Attorney General Cuomo’s Office conducted an investigation into Bombard that uncovered the dealership failed to notify customers that the vehicles they purchased were previously used as rental vehicles - in violation of New York State Vehicle and Traffic Law. Certain uses of vehicles, including use as a rental vehicle, can have an impact on the value of a car, leading buyers to either avoid the purchase or pay significantly less than what would otherwise be the fair market value.
In addition, the Attorney General’s investigation found that Bombard charged a consumer for rust proofing without his consent. The dealership also added an extended warranty to the purchase price on several contracts without informing the consumers.

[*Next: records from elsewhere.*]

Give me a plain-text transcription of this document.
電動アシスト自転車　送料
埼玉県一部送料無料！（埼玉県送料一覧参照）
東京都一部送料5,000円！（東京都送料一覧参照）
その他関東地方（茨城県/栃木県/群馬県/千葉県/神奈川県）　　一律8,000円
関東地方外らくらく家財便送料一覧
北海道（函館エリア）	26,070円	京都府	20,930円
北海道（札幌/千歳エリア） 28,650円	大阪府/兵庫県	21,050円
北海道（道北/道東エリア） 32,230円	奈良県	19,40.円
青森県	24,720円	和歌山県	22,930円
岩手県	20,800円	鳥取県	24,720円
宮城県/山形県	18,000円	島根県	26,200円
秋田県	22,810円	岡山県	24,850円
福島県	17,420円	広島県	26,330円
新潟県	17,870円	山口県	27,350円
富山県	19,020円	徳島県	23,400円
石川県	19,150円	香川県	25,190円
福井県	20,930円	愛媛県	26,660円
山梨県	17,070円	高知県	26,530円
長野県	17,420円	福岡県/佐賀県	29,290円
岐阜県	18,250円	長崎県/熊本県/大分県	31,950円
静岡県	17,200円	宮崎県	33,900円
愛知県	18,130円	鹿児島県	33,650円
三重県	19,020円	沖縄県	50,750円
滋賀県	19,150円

The Attorney General’s investigation also discovered the dealership engaged in deceptive acts in its advertisements, including:
- Using footnotes that contradict, modify, or limit the principal message of an advertisement
- Including deceptive sweepstakes offers in marketing materials
- Implying that a sale was liquidation or public sale, when such was not the case
- Engaging in deceptive credit sales advertising
- Including deceptive photographs and artwork
- Increasing the retail price of an automobile to allow for a rebate or discount - thus saving the consumer no money
The case is being handled by Assistant Attorney General Judith Malkin under the supervision of Assistant Attorney General-In-Charge of the Syracuse Office Ed Thompson.